Asani-Kanji urged cities to reflect on which residents and neighbourhoods they engaged with successfully during the pandemic, and where there were gaps, to consider “how do you make these connections stronger for next time?”

Building relationships in underserved communities can require a deeper effort, Asani-Kanji acknowledged, but she advises to start small. “It might seem so unsurmountable, but even starting with one underserved community and having one champion that [lives there] to start that consultation with, I think is really important.”

Stepping up support

Park People’s February 2021 survey of Canadian community park groups found that the top two challenges reported by groups are financial insecurity and communication with the city.

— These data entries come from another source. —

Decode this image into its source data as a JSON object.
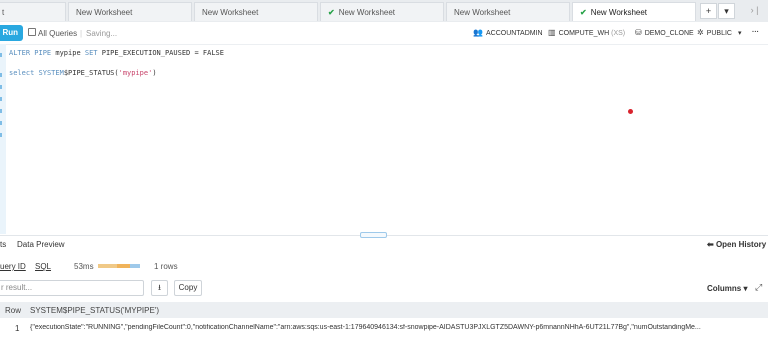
{
  "tabs": [
    {
      "label": "t",
      "checked": false
    },
    {
      "label": "New Worksheet",
      "checked": false
    },
    {
      "label": "New Worksheet",
      "checked": false
    },
    {
      "label": "New Worksheet",
      "checked": true
    },
    {
      "label": "New Worksheet",
      "checked": false
    },
    {
      "label": "New Worksheet",
      "checked": true
    }
  ],
  "tab_controls": {
    "add": "+",
    "dropdown": "▾",
    "nav": "› |"
  },
  "toolbar": {
    "run_label": "Run",
    "all_queries_label": "All Queries",
    "saving_label": "Saving...",
    "role": "ACCOUNTADMIN",
    "warehouse": "COMPUTE_WH",
    "warehouse_size": "(XS)",
    "database": "DEMO_CLONE",
    "schema": "PUBLIC",
    "schema_caret": "▾",
    "more": "···"
  },
  "editor": {
    "line1": {
      "kw1": "ALTER PIPE",
      "t1": " mypipe ",
      "kw2": "SET",
      "t2": " PIPE_EXECUTION_PAUSED = FALSE"
    },
    "line2": {
      "kw1": "select",
      "t1": " ",
      "kw2": "SYSTEM",
      "t2": "$PIPE_STATUS(",
      "str": "'mypipe'",
      "t3": ")"
    }
  },
  "results": {
    "tab_results": "ts",
    "tab_preview": "Data Preview",
    "open_history": "Open History",
    "query_id_label": "uery ID",
    "sql_label": "SQL",
    "duration": "53ms",
    "row_count": "1 rows",
    "filter_placeholder": "r result...",
    "download_icon": "⭳",
    "copy_label": "Copy",
    "columns_label": "Columns",
    "columns_caret": "▾",
    "expand_icon": "⤢",
    "duration_bar": {
      "colors": [
        "#f0c987",
        "#f0b35a",
        "#9ec9ea"
      ],
      "fractions": [
        0.45,
        0.32,
        0.23
      ]
    }
  },
  "table": {
    "headers": [
      "Row",
      "SYSTEM$PIPE_STATUS('MYPIPE')"
    ],
    "rows": [
      {
        "row": "1",
        "value": "{\"executionState\":\"RUNNING\",\"pendingFileCount\":0,\"notificationChannelName\":\"arn:aws:sqs:us-east-1:179640946134:sf-snowpipe-AIDASTU3PJXLGTZ5DAWNY-p6mnannNHhA-6UT21L77Bg\",\"numOutstandingMe..."
      }
    ]
  }
}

However, some cities have raised the bar during COVID-19 by initiating creative new programs that bolster the work of community groups—supports that will be essential to continue beyond the pandemic.

  • Waterloo introduced pandemic mini grants to support COVID-safe resident-led events like art installations and outdoor games, as well as a block connectors program to strengthen relationships between neighbours.
  • Regina launched a $25,000 winter grants program to support community-led activities to bring people outdoors in the colder months.
  • Edmonton piloted a pop-up community garden program that saw 29 new community-managed gardens added to the city to address food insecurity during COVID-19—a program that will expand in 2021.
  • Winnipeg created a new wellness grant in 2020 for community groups to put on activities that allow residents to connect safely to improve emotional, physical, and spiritual health during COVID-19.
  • Laval created a new grant to support community organizations during COVID-19, which has offered over $18 million to more than 50 organizations focused on recreation, sport, social development and the outdoors.
  • Prince Albert supported local community organizations during the pandemic, including partnering with a local cross-country ski club to offer a free skiing experience at Little Red River Park, working with local Indigenous groups to provide educational opportunities through pre-packaged craft kits, and collaborating with a local cycling club on an outdoor bike skills park.